Джози смущенно пожала плечами.
– Там, где я выросла, люди не пьют кофе.
– Да, вижу, мне предстоит научить вас массе вещей, с которыми вы незнакомы. – Джози подумала, нет ли в этой фразе двусмысленности. Но Майк смотрел на нее с легкой полуулыбкой, которая ей так нравилась. – Сперва морские гребешки, а теперь кофе. Боже, да я не представляю жизни без кофе!
Вернулась хозяйка кондитерской с большим подносом, на котором стояли две чашки черного кофе и фарфоровый молочник.
– Сначала попробуйте черный, – предложил Майк. – Чтобы почувствовать настоящий вкус.
Джози сделала глоток и сморщила нос.
– Горький, – пожаловалась она.
– А теперь добавим молоко и немного сахара, – скомандовал Майк.
Джози снова отхлебнула из чашки.
– Так лучше, – согласилась она. – Неплохой вкус. Полагаю, вы привыкли к нему.
– Неплохой вкус? Да это напиток богов! – со смехом сказал Майк. – Клянусь, я обращу вас в настоящую ценительницу кофе.
Дверь открылась, впустив в помещение волну холода и сырости. Вошли две женщины и заняли столик возле окна. Обе как по команде посмотрели на парочку в углу. Заметив летную форму Майка, посетительницы уважительно кивнули.
– Так, значит, это место похоже на кондитерскую, где вы работали? – спросил Майк.
– Да, очень похоже. Кончено, у нас было не так нарядно, но атмосфера – точь-в-точь как здесь. Забавно, – добавила она, вспомнив недавнюю встречу с Чарли, – на днях я познакомилась с одним из ваших парней. Бедняжка стоял у ворот под проливным дождем, и я пригласила его в дом на чашку чая.
– А, так вы встречаетесь и с другими летчиками? – Майк шутливо вскинул брови.
– Да бросьте, Майк. Парнишка почти ребенок, и у него был такой потерянный вид. Видели бы вы, с каким удивлением он оглядывал нашу кухню, словно пытается вспомнить, какой была настоящая жизнь до войны.
– Он летчик?
– Нет, механик. Чарли говорит, что хотел быть летчиком, но провалился на экзамене по математике.

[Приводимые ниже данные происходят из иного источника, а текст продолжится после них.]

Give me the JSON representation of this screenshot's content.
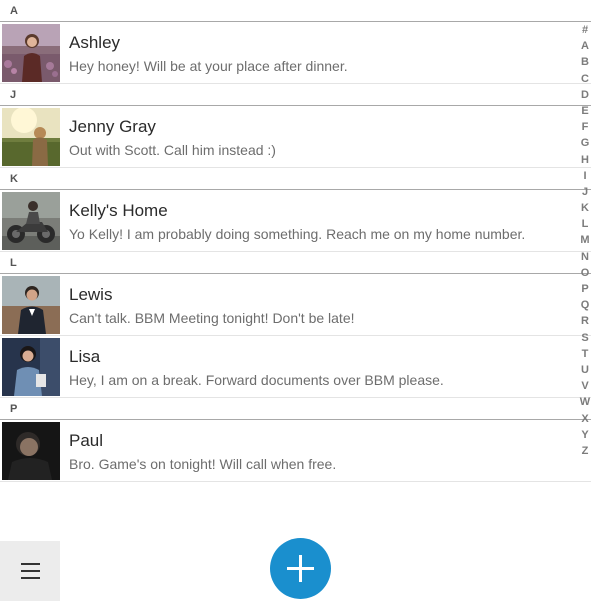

– Тогда он, наверное, совсем мальчишка. Почти всем нашим механикам лет по восемнадцать-девятнадцать. Вот уж работенка, не позавидуешь – обслуживать вернувшиеся с задания машины, – им частенько приходится отмывать салон самолета, залитый кровью и блевотиной. – Майк осекся. – Прошу прощения за грубость. Когда живешь в казарме, привыкаешь к подобной лексике.
Джози рассмеялась.
– Ничего. Мне приходилось слышать выражения и похлеще. Стэн не особо-то следил за языком. И все же не могу поверить – вы сочувствуете тем, кто работает на земле, когда сами постоянно рискуете жизнью, поднимаясь в небо.
– Думаю, большинству из тех, кто пошел учиться летному делу, нравится опасность, – сказал Майк. – По крайней мере, это помогает нам чувствовать себя живыми.
Джози нахмурилась и внимательно посмотрела на него.
– До войны вы не чувствовали себя живым?
– Нет, – он тоже нахмурился. – Некоторое время – нет, не чувствовал.
«Наверное, после смерти жены», – подумала Джози и поспешила сменить тему.
Они доели тосты из солодового хлеба. Майк допил свой кофе. Но в чашке Джози осталось немного на дне – ей требовалось время, чтобы привыкнуть к необычному вкусу. Затем они вышли из кондитерской и вернулись в обувную мастерскую. Со свежей подметкой туфли выглядели как новенькие.
– Отличная работа, спасибо, – поблагодарила она сапожника.
– Кхм, – сапожник удовлетворенно кивнул. – Новую обувь, пожалуй, еще долго никто не будет покупать. Так что приходится латать старую.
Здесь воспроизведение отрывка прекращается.